At my father’s bedside, I said my last words to him with a face full of tears: “I forgive you. God forgives you. You did the best you could with the tools you had, Dad. Thank you for your honesty. I think we both needed that.”

The next day, his body shut down and 24 hours later he passed away. I had been given nineteen days between finding out he had cancer and his passing. At the hospital, we had a sweet three to four hours together before he spoke his last words: “Thank you. Thank Jesus, I’m tired. I need sleep.”

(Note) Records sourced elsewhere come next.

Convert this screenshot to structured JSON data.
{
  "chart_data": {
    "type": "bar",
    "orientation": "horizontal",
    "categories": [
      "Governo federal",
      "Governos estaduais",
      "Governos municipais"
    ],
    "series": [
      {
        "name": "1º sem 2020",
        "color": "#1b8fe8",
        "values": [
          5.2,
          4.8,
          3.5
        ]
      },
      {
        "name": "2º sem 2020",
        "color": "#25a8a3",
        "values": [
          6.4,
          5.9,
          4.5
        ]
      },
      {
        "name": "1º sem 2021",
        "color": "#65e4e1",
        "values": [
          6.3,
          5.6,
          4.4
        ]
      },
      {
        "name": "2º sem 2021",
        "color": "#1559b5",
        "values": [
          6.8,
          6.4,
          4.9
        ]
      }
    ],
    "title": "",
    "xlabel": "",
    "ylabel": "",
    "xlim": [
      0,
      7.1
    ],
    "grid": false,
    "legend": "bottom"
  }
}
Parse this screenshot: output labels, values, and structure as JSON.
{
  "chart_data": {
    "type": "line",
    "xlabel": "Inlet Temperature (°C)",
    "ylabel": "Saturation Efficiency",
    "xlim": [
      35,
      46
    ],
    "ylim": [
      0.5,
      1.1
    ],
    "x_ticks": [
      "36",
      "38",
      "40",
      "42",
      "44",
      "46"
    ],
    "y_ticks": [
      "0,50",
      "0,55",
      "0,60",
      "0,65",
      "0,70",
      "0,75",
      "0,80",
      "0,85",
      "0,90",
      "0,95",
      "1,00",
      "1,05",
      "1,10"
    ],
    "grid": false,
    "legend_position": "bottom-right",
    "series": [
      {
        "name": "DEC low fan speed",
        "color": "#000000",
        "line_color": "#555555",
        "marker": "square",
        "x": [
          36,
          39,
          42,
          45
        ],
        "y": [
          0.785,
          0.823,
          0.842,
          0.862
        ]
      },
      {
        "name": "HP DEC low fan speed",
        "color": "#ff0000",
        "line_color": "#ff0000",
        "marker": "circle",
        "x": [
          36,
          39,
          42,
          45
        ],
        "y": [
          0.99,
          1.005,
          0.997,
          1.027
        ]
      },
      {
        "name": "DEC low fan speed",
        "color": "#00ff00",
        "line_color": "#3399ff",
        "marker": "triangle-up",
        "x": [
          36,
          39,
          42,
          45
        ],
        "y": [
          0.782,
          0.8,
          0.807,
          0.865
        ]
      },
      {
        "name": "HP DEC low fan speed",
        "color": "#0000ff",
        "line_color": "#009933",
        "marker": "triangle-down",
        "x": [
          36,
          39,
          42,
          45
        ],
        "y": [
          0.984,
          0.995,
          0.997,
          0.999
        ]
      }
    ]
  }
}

Jeremiah 29:11 says, “For I know the plans I have for you,” declares the Lord, “Plans to prosper you and not to harm you, plans to give you a hope and a future.” I can now thank God for the way he used my father’s death to break and rebuild me. I continue to feel uncomfortable when I ask for help. I am still tempted to say that I’m okay when I am not, but my struggles are no longer a burden that I need to hide. I am now free to be honest, allowing my community to walk beside me and carry me through trials which, in turn, equips me to do the same for them.